Marine Le Pen : « Cette décision heurte nos consciences »

Pour Boulevard Voltaire, Marine Le Pen revient sur le grand meeting qui a rassemblé, samedi à Milan, un grand nombre de partis « nationaux », ainsi que sur les attaques dont elle est la cible, notamment à l’occasion de la visite de Steve Bannon en France, alors que la campagne pour les élections s’achève cette semaine. Enfin, la présidente du Rassemblement national donne sa position sur l’affaire Vincent Lambert.

C’est un meeting historique. Pour la première fois, on arrive à réunir un nombre très significatif de partis nationaux qui, demain, vont constituer le super-groupe du Parlement européen.
L’événement de ces élections européennes sera la constitution de ce super-groupe. Ce dernier peut envisager tenir la 3e, voire la 2e place et bouleverser les cinq prochaines années en termes d’influence au sein du Parlement européen.

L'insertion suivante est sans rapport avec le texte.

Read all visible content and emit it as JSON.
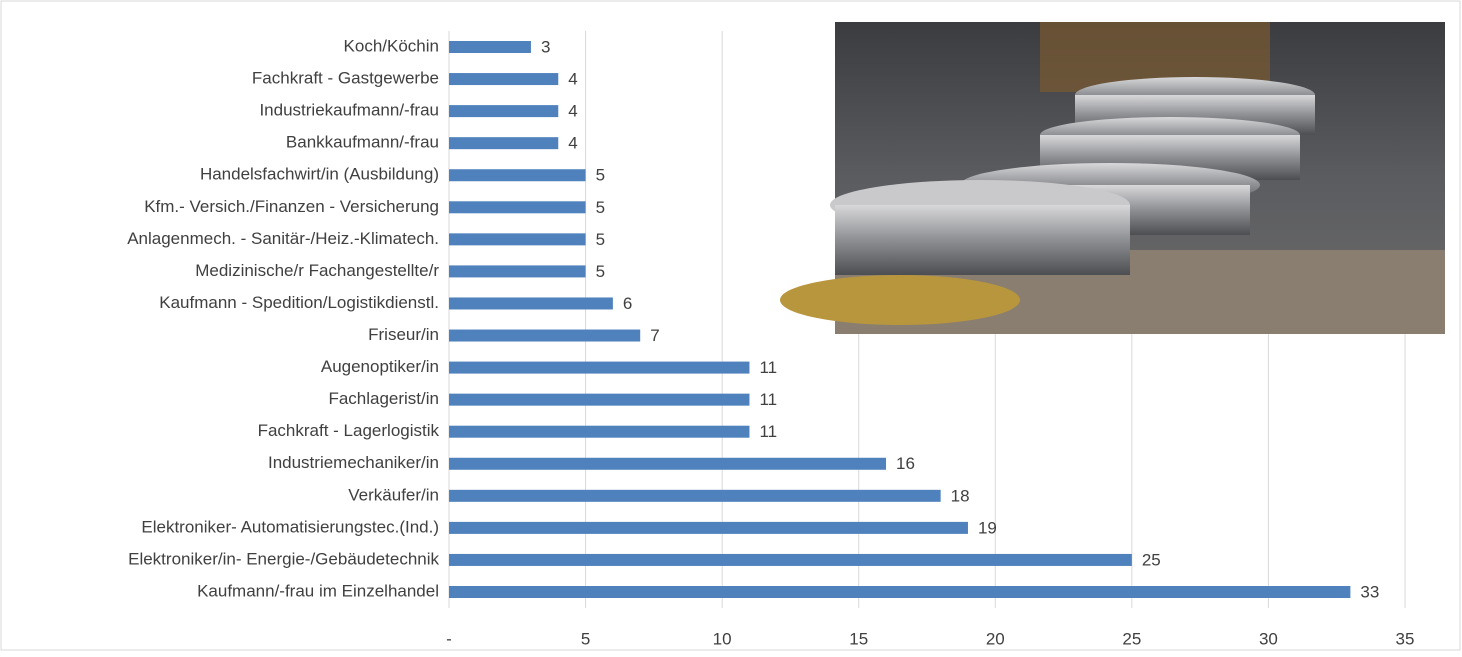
{
  "chart_data": {
    "type": "bar",
    "orientation": "horizontal",
    "categories": [
      "Koch/Köchin",
      "Fachkraft - Gastgewerbe",
      "Industriekaufmann/-frau",
      "Bankkaufmann/-frau",
      "Handelsfachwirt/in (Ausbildung)",
      "Kfm.- Versich./Finanzen - Versicherung",
      "Anlagenmech. - Sanitär-/Heiz.-Klimatech.",
      "Medizinische/r Fachangestellte/r",
      "Kaufmann - Spedition/Logistikdienstl.",
      "Friseur/in",
      "Augenoptiker/in",
      "Fachlagerist/in",
      "Fachkraft - Lagerlogistik",
      "Industriemechaniker/in",
      "Verkäufer/in",
      "Elektroniker- Automatisierungstec.(Ind.)",
      "Elektroniker/in- Energie-/Gebäudetechnik",
      "Kaufmann/-frau im Einzelhandel"
    ],
    "values": [
      3,
      4,
      4,
      4,
      5,
      5,
      5,
      5,
      6,
      7,
      11,
      11,
      11,
      16,
      18,
      19,
      25,
      33
    ],
    "color": "#4f81bd",
    "xlim": [
      0,
      35
    ],
    "xticks": [
      {
        "value": 0,
        "label": "-"
      },
      5,
      10,
      15,
      20,
      25,
      30,
      35
    ],
    "grid": true
  }
}
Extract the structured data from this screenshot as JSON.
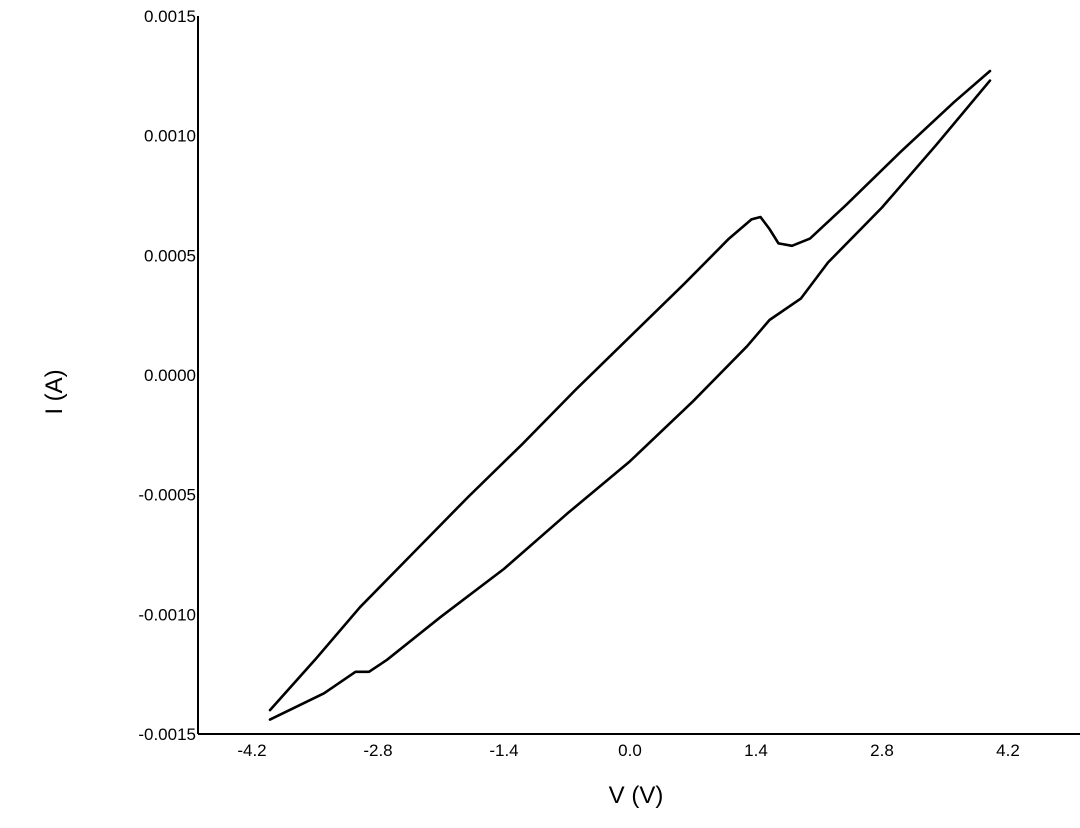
{
  "chart_data": {
    "type": "line",
    "title": "",
    "xlabel": "V (V)",
    "ylabel": "I (A)",
    "xlim": [
      -4.8,
      5.0
    ],
    "ylim": [
      -0.0015,
      0.0015
    ],
    "grid": false,
    "legend": "none",
    "line_color": "#000000",
    "x_ticks": [
      -4.2,
      -2.8,
      -1.4,
      0.0,
      1.4,
      2.8,
      4.2
    ],
    "x_tick_labels": [
      "-4.2",
      "-2.8",
      "-1.4",
      "0.0",
      "1.4",
      "2.8",
      "4.2"
    ],
    "y_ticks": [
      0.0015,
      0.001,
      0.0005,
      0.0,
      -0.0005,
      -0.001,
      -0.0015
    ],
    "y_tick_labels": [
      "0.0015",
      "0.0010",
      "0.0005",
      "0.0000",
      "-0.0005",
      "-0.0010",
      "-0.0015"
    ],
    "series": [
      {
        "x": [
          4.0,
          3.4,
          2.8,
          2.2,
          1.9,
          1.55,
          1.3,
          0.7,
          0.0,
          -0.7,
          -1.4,
          -2.1,
          -2.7,
          -2.9,
          -3.05,
          -3.4,
          -4.0
        ],
        "y": [
          0.00123,
          0.00096,
          0.0007,
          0.00047,
          0.00032,
          0.00023,
          0.00012,
          -0.00011,
          -0.00036,
          -0.00058,
          -0.00081,
          -0.00101,
          -0.00119,
          -0.00124,
          -0.00124,
          -0.00133,
          -0.00144
        ]
      },
      {
        "x": [
          -4.0,
          -3.5,
          -3.0,
          -2.4,
          -1.8,
          -1.2,
          -0.6,
          0.0,
          0.6,
          1.1,
          1.35,
          1.45,
          1.55,
          1.65,
          1.8,
          2.0,
          2.4,
          3.0,
          3.6,
          4.0
        ],
        "y": [
          -0.0014,
          -0.00119,
          -0.00097,
          -0.00074,
          -0.00051,
          -0.00029,
          -6e-05,
          0.00016,
          0.00038,
          0.00057,
          0.00065,
          0.00066,
          0.00061,
          0.00055,
          0.00054,
          0.00057,
          0.00071,
          0.00093,
          0.00114,
          0.00127
        ]
      }
    ]
  }
}
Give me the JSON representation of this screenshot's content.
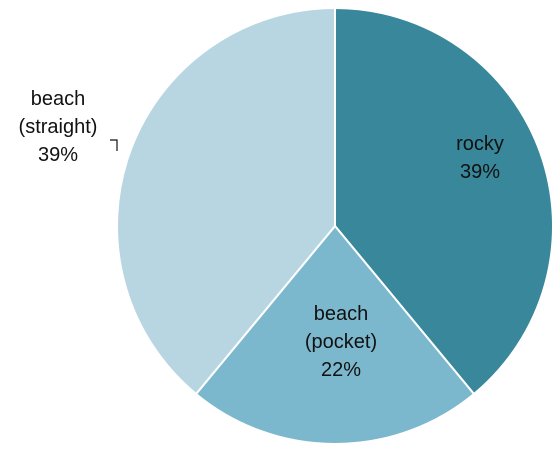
{
  "chart_data": {
    "type": "pie",
    "title": "",
    "slices": [
      {
        "label_lines": [
          "rocky"
        ],
        "percent_text": "39%",
        "value": 39,
        "color": "#38879b"
      },
      {
        "label_lines": [
          "beach",
          "(pocket)"
        ],
        "percent_text": "22%",
        "value": 22,
        "color": "#7cb8cd"
      },
      {
        "label_lines": [
          "beach",
          "(straight)"
        ],
        "percent_text": "39%",
        "value": 39,
        "color": "#b8d6e1"
      }
    ],
    "legend": "none",
    "data_labels": "on-slices"
  }
}
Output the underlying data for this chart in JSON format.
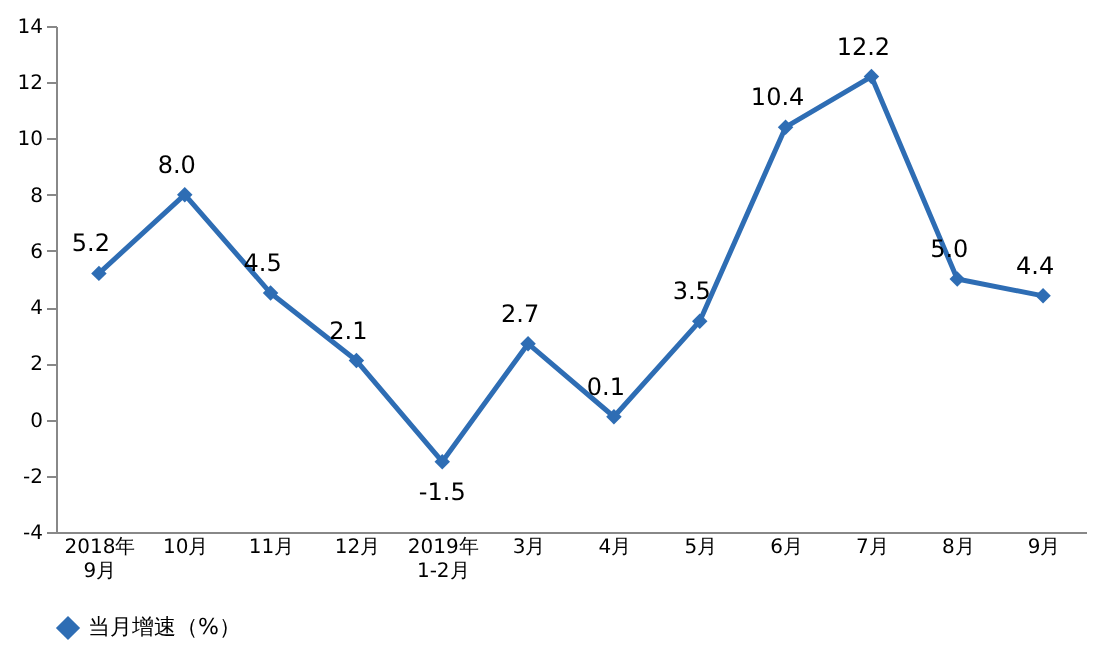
{
  "chart_data": {
    "type": "line",
    "categories": [
      "2018年\n9月",
      "10月",
      "11月",
      "12月",
      "2019年\n1-2月",
      "3月",
      "4月",
      "5月",
      "6月",
      "7月",
      "8月",
      "9月"
    ],
    "series": [
      {
        "name": "当月增速（%）",
        "color": "#2e6db4",
        "values": [
          5.2,
          8.0,
          4.5,
          2.1,
          -1.5,
          2.7,
          0.1,
          3.5,
          10.4,
          12.2,
          5.0,
          4.4
        ],
        "value_labels": [
          "5.2",
          "8.0",
          "4.5",
          "2.1",
          "-1.5",
          "2.7",
          "0.1",
          "3.5",
          "10.4",
          "12.2",
          "5.0",
          "4.4"
        ]
      }
    ],
    "ylim": [
      -4,
      14
    ],
    "yticks": [
      -4,
      -2,
      0,
      2,
      4,
      6,
      8,
      10,
      12,
      14
    ],
    "grid": false,
    "legend": "bottom",
    "marker": "diamond",
    "line_style": "solid"
  }
}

Je le dis et je ne suis pas la seule, monsieur Juncker lui-même s’est inquiété de l’influence que pourraient avoir les partis nationaux et le groupe en question.

Ce meeting à l’étranger se tient alors que le Rassemblement national fait l’objet d’énormément d’attaques. On vous suppose des liens avec des puissances étrangères. Hier, c’était Poutine, aujourd’hui, c’est les États-Unis avec Steve Bannon.

C’est un signe de panique de la part du gouvernement. Uniquement cela. Plus les attaques sont grossières, plus elles sont lourdes et outrancières, et plus ceci démontre une perte de self-control de la part du Président. Rappelons qu’il s’est engagé dans la bataille, violant ainsi toutes les règles de la Constitution. Il peut subir un coup d’arrêt le 26 mai prochain.
J’irai jusqu’à vous dire que nous avons l’habitude, mais les attaques sont tellement outrancières et contradictoires qu’elles en perdent très largement leur efficacité.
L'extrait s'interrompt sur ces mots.